Che il Libano con tutti i suoi problemi non abbia bisogno pure dell'italianita' di questo ne siamo certi. Bastino e avanzino i giri di valzer del teatrino politico libanese a tener deste le inquietudini del paese dei cedri.
Mentre falliva la "tavola rotonda" del dialogo nazionale e , annuncio dell'ultim'ora, i cinque ministri sciiti (Hizb'Allah e 'Amal) rassegnavano le loro dimissioni sbattendo la porta ed uscendo compatti dall'esecutivo Siniora ci si mettono pure i soldati italioti del contingente Unifil.
Notizia di cronaca piu' che da pagina politica ma che, in un paese dove e' molto facile perdere la pazienza, potrebbe avere delle ripercussioni poco simpatiche per tutto il contingente italiano.
Alcuni dei "nostri" militari sarebbero infatti stati pizzicati mentre rubavano in un negozio del villaggio di Hariss nel distretto di Bint 'Chbeil nel profondo sud sciita.
Secondo le dichiarazioni riportate dal negoziante, Moussa Souweidan, i militari italiani avrebbero utilizzato una vera e proprio "tattica" per distogliere la sua attenzione e derubarne la merce: mentre tre di loro lo intrattenevano all'interno del locale un altro era intento a "saccheggiare" il materiale all'esterno (si trattava di un negozio di articoli da militari).
Ma il "blitz" non e' passato inosservato e qualcuno - pare il figlio dello stesso Souweidan - ha avvertito il locale comando delle forze di sicurezza libanesi che sono giunte sul posto assieme ad un paio di jeep della polizia militare italiana (i carabinieri).

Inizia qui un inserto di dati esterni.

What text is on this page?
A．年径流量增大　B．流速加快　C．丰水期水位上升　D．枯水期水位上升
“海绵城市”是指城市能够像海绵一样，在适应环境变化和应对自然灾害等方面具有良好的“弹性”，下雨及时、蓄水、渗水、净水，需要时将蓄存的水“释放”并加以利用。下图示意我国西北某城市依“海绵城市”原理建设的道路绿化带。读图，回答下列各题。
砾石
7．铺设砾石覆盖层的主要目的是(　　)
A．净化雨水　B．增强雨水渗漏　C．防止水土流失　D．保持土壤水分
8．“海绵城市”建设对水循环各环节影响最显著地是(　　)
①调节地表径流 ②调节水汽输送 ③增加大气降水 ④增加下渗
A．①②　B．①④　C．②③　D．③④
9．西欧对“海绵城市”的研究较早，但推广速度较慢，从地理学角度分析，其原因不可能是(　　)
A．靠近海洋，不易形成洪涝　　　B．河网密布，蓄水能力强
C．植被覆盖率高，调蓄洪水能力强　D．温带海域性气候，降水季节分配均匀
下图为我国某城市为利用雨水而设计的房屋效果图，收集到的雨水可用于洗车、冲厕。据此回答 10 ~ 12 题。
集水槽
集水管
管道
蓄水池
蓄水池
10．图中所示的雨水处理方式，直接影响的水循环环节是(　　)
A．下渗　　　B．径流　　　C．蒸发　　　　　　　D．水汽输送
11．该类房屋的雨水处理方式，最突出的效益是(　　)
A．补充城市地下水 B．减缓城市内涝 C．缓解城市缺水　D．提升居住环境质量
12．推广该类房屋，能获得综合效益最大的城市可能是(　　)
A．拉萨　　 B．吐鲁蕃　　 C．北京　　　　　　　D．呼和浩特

Le successive dichiarazioni dei comandi Unifil da Nakoura hanno cercato di gettar acqua sul fuoco e minimizzare quello che e' stato definito un "atto isolato" e "da condannare" ma , dopo la trionfale accoglienza di due mesi or sono, se i soldati italiani pensano che sia questa la migliore strada per "ingraziarsi" la popolazione civile del Libano meridionale evidentemente non hanno capito un bell'accidente di dove si trovano e , in particolare, dei rischi ai quali potrebbero andare facilmente incontro.
Della serie: "siamo italioti" e ci facciamo riconoscere...anche qui in Libano!